Skip to content

Posts from the ‘john markoff’ Category

Who Will Drive the “Semantic Web” — Users or Computers?

November 12, 2006

vcmike

John Markoff has an interesting piece in this morning’s NYT on “the semantic web.”

The basic idea is of the web moving from a catalog with reams and reams of information (and search results) on any particular subject to a guide that actually gives you answers to your questions that are tailored to your particular tastes and preferences.

Lots of artificial intelligence experts out there have been working on this for years, and, as Markoff details, many think this field is getting closer and closer to bearing commercially relevant fruit.
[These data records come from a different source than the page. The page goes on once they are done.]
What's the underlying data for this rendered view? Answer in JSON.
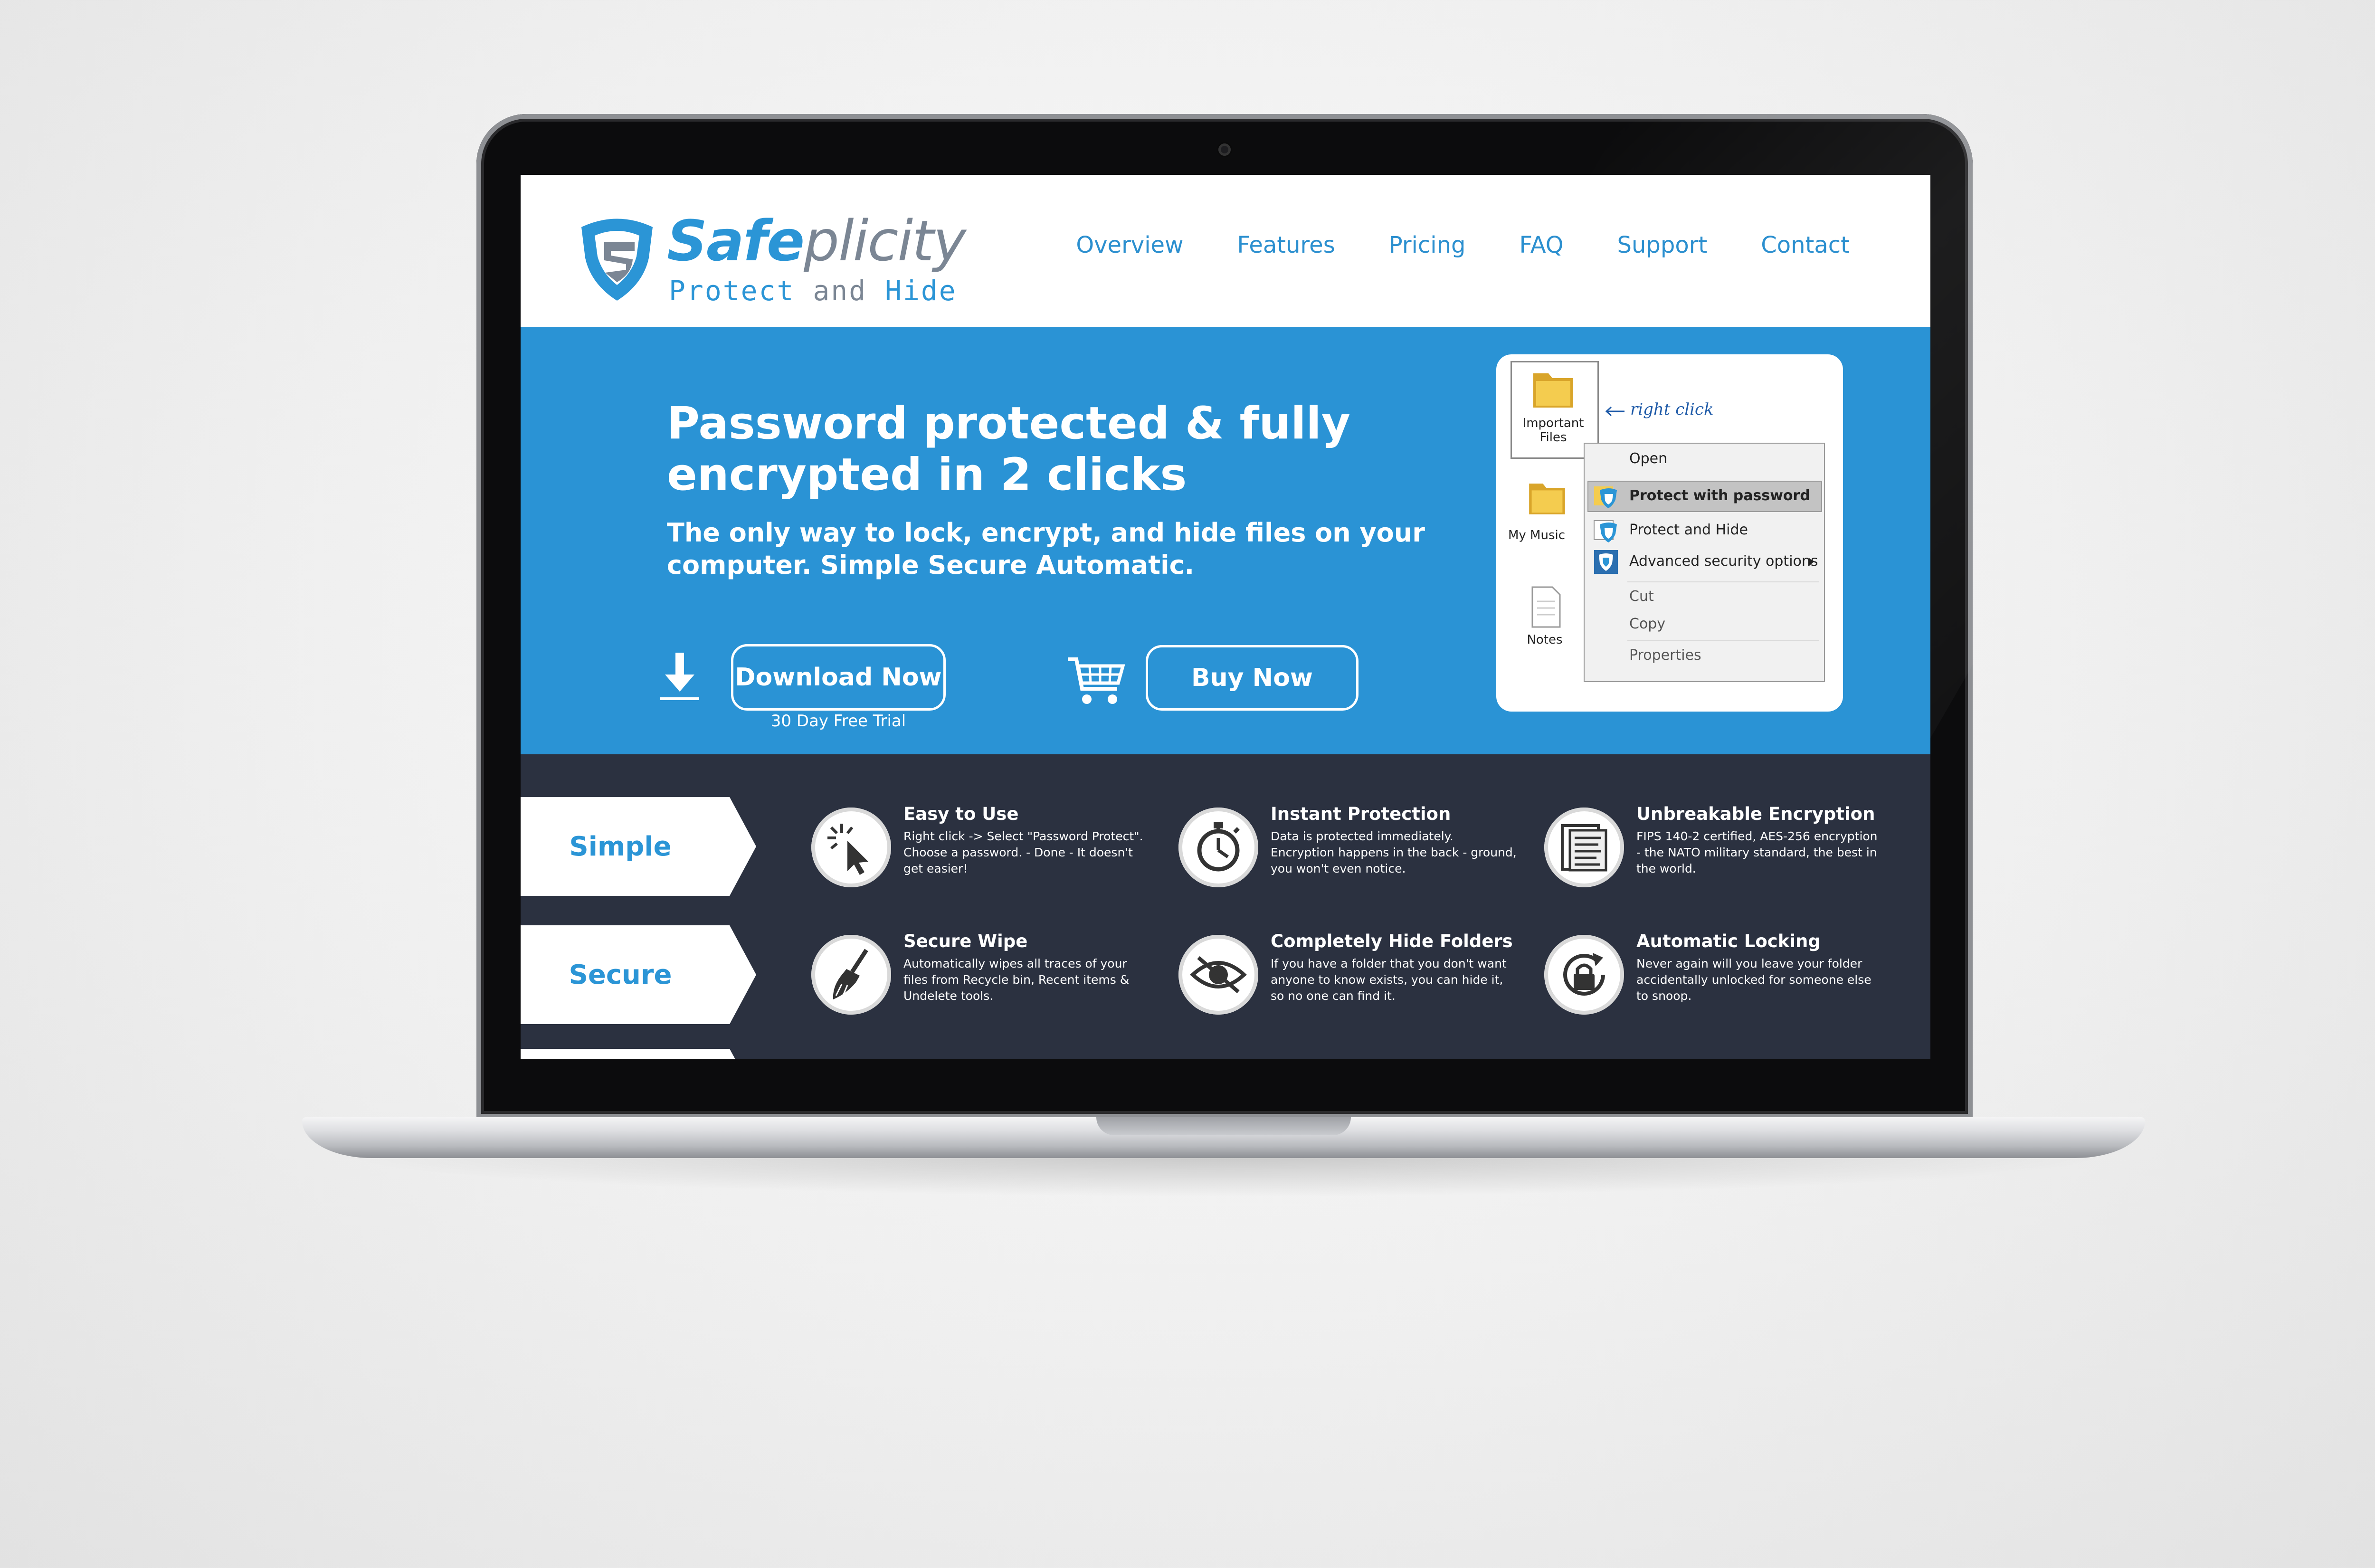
{
  "brand": {
    "name_bold": "Safe",
    "name_light": "plicity",
    "tagline_main": "Protect",
    "tagline_mid": "and",
    "tagline_end": "Hide"
  },
  "nav": {
    "items": [
      {
        "label": "Overview"
      },
      {
        "label": "Features"
      },
      {
        "label": "Pricing"
      },
      {
        "label": "FAQ"
      },
      {
        "label": "Support"
      },
      {
        "label": "Contact"
      }
    ]
  },
  "hero": {
    "title": "Password protected & fully encrypted in 2 clicks",
    "subtitle": "The only way to lock, encrypt, and hide files on your computer. Simple Secure Automatic.",
    "download_label": "Download Now",
    "trial_note": "30 Day Free Trial",
    "buy_label": "Buy Now"
  },
  "illustration": {
    "folder_important": "Important Files",
    "folder_music": "My Music",
    "file_notes": "Notes",
    "right_click_note": "right click",
    "menu": {
      "open": "Open",
      "protect_password": "Protect with password",
      "protect_hide": "Protect and Hide",
      "advanced": "Advanced security options",
      "cut": "Cut",
      "copy": "Copy",
      "properties": "Properties"
    }
  },
  "ribbons": [
    {
      "label": "Simple"
    },
    {
      "label": "Secure"
    }
  ],
  "features": [
    {
      "title": "Easy to Use",
      "text": "Right click -> Select \"Password Protect\". Choose a password. - Done - It doesn't get easier!",
      "icon": "cursor-click-icon"
    },
    {
      "title": "Instant Protection",
      "text": "Data is protected immediately. Encryption happens in the back - ground, you won't even notice.",
      "icon": "stopwatch-icon"
    },
    {
      "title": "Unbreakable Encryption",
      "text": "FIPS 140-2 certified, AES-256 encryption - the NATO military standard, the best in the world.",
      "icon": "encrypted-document-icon"
    },
    {
      "title": "Secure Wipe",
      "text": "Automatically wipes all traces of your files from Recycle bin, Recent items & Undelete tools.",
      "icon": "broom-icon"
    },
    {
      "title": "Completely Hide Folders",
      "text": "If you have a folder that you don't want anyone to know exists, you can hide it, so no one can find it.",
      "icon": "hidden-eye-icon"
    },
    {
      "title": "Automatic Locking",
      "text": "Never again will you leave your folder accidentally unlocked for someone else to snoop.",
      "icon": "auto-lock-icon"
    }
  ],
  "colors": {
    "brand_blue": "#2a93d5",
    "dark_band": "#2b3140",
    "logo_gray": "#7b8694"
  }
}
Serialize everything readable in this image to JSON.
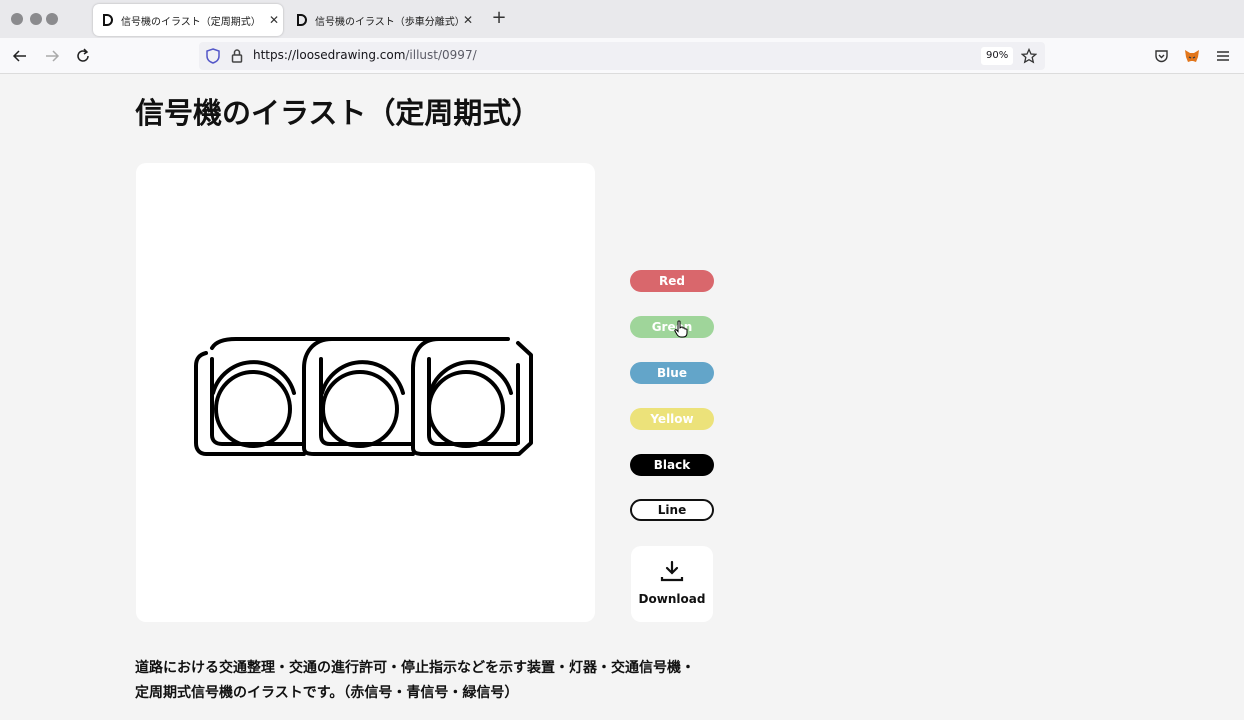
{
  "tabs": [
    {
      "title": "信号機のイラスト（定周期式） | L",
      "active": true
    },
    {
      "title": "信号機のイラスト（歩車分離式）",
      "active": false
    }
  ],
  "nav": {
    "url_host": "https://loosedrawing.com",
    "url_path": "/illust/0997/",
    "zoom": "90%"
  },
  "page": {
    "title": "信号機のイラスト（定周期式）",
    "color_buttons": [
      {
        "label": "Red",
        "bg": "#d9676c"
      },
      {
        "label": "Green",
        "bg": "#9fd59a"
      },
      {
        "label": "Blue",
        "bg": "#63a5c9"
      },
      {
        "label": "Yellow",
        "bg": "#ece27a"
      },
      {
        "label": "Black",
        "bg": "#000000"
      },
      {
        "label": "Line",
        "bg": "#ffffff"
      }
    ],
    "download_label": "Download",
    "description_line1": "道路における交通整理・交通の進行許可・停止指示などを示す装置・灯器・交通信号機・",
    "description_line2": "定周期式信号機のイラストです。（赤信号・青信号・緑信号）"
  }
}
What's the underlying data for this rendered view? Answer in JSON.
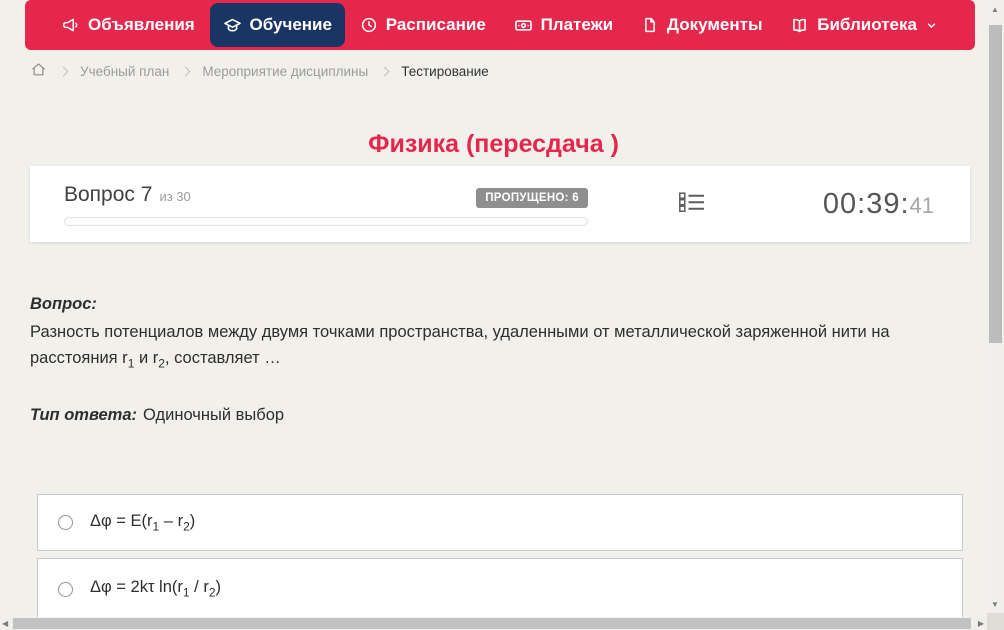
{
  "colors": {
    "accent_red": "#e6274c",
    "active_navy": "#1a3564",
    "badge_gray": "#8f8f8f",
    "page_background": "#f2f0eb"
  },
  "nav": {
    "items": [
      {
        "label": "Объявления",
        "icon": "megaphone-icon",
        "active": false
      },
      {
        "label": "Обучение",
        "icon": "graduation-cap-icon",
        "active": true
      },
      {
        "label": "Расписание",
        "icon": "clock-icon",
        "active": false
      },
      {
        "label": "Платежи",
        "icon": "banknote-icon",
        "active": false
      },
      {
        "label": "Документы",
        "icon": "document-icon",
        "active": false
      },
      {
        "label": "Библиотека",
        "icon": "book-icon",
        "active": false,
        "dropdown_icon": "chevron-down-icon"
      }
    ]
  },
  "breadcrumb": {
    "home_icon": "home-icon",
    "items": [
      {
        "label": "Учебный план",
        "current": false
      },
      {
        "label": "Мероприятие дисциплины",
        "current": false
      },
      {
        "label": "Тестирование",
        "current": true
      }
    ]
  },
  "page": {
    "title": "Физика (пересдача )"
  },
  "quiz_header": {
    "question_number": "Вопрос 7",
    "question_total": "из 30",
    "skipped_badge": "ПРОПУЩЕНО: 6",
    "progress_percent": 0,
    "question_list_icon": "question-list-icon",
    "timer": {
      "hours_minutes": "00:39:",
      "seconds": "41"
    }
  },
  "question": {
    "label": "Вопрос:",
    "text": [
      {
        "t": "Разность потенциалов между двумя точками пространства, удаленными от металлической заряженной нити на расстояния r"
      },
      {
        "s": "1"
      },
      {
        "t": " и r"
      },
      {
        "s": "2"
      },
      {
        "t": ", составляет …"
      }
    ],
    "answer_type_label": "Тип ответа:",
    "answer_type_value": "Одиночный выбор"
  },
  "options": [
    {
      "formula": [
        {
          "t": "Δφ = E(r"
        },
        {
          "s": "1"
        },
        {
          "t": " – r"
        },
        {
          "s": "2"
        },
        {
          "t": ")"
        }
      ]
    },
    {
      "formula": [
        {
          "t": "Δφ = 2kτ ln(r"
        },
        {
          "s": "1"
        },
        {
          "t": " / r"
        },
        {
          "s": "2"
        },
        {
          "t": ")"
        }
      ]
    }
  ]
}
Others, though, are looking not to computer driven artificial intelligence but rather to the wisdom of the crowds, and, more specifically, the ability of now common Web 2.0 tools like tagging to collect and then repurpose the crowd’s tastes to particular users.  Take what Amazon does, for example, to make personalized book recommendations, and apply that across the web.
A great specific area where this debate is playing out is in the area of video search. Some folks out there are hard at work developing technologies like face and voice recognition to help us find the videos we are looking for. Others are more focused on using the tags of video users to make it easier for future viewers to find what they are looking for.

I am sure there is a role both for computer- and user-generated information in solving this problem. My vote, though, is that making sense out of the crowd’s wisdom will be the more important of the two.